Christianity has never been the defining
worldview in our land for all people.
For millenia, Christmas was unknown to First Nations, whose Creator manifested
its presence through the land.
For a time, as European newcomers came to dominate that land, their
religious practices became the norm in Canada. Non-Christian newcomers and long-standing non-Christian
or atheistic citizens lived with
the way things were. The
Canada I know evolves. My Canada can live with
using “Happy Holidays” in broad, official contexts so that everyone can feel at
home.
For the same reasons, the people in the
Canada I know who want to trust in God will do that. Those who want to be blessed by their God will invoke that
deity, and those who want others to be blessed will pray to their deity for
that blessing. All of us can live
with that. Those who do not
believe in any deity won’t. Official activities that take occur in places that welcome everyone, like legislatures, government buildings and offices, public schools, and
public hospitals, as well as the official symbols therein, must be secular. Religious blessings and prayer cannot
be imposed on the general public. They
are a matter of personal choice. (I accept the presence of personal religious symbols worn by people working in those establishments or frequenting them, like the Sikh turban, the Christian cross or rosary, or the niqab, for example).

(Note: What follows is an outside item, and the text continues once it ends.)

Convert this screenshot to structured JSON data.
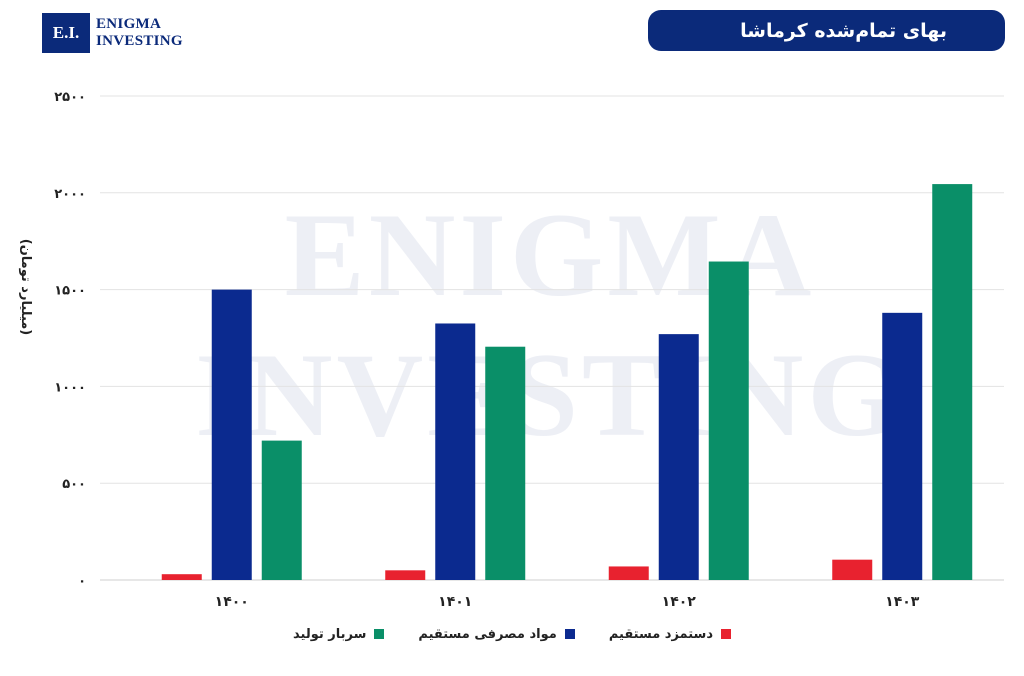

Canadians have always honored their
military. We have always been
grateful for the sacrifice our troops have made to safeguard the freedoms we
enjoy today. The Canada I know continues
that tradition. My Canada has laws
in place to protect those freedoms, so I know that people can make their home
here and maintain those traditions of their homeland that are congruent with Canadian law.
The Canada I know is a welcoming
place. It has welcomed more than
25,000 refugees since the fall.
Individual Canadians have donated millions of dollars, hundreds of
thousands of items of clothing and household goods, and thousands of volunteer hours to
help newcomers adjust to their new home.
They also understand that a good number of these newcomers would rather
be in their own land; strife and persecution in that country threaten their
very lives, and that’s why they’ve come here.
The Canada I know undertands that a few
people living in the past don’t define a country or a religion. My Canada knows that our country is
built on the people that have always been here and those who have come from all
corners of the world to create the society they could not construct in their
own land. Canada is a grand
experiment that works. All of us,
no matter what our origins, live together in relative peace. Do we squabble once in a while? For sure. Still, though, we show the world that different races and
cultures can do more than coexist in peace; they can thrive.
The Canada I know takes the high road. This sign defames everything we stand for.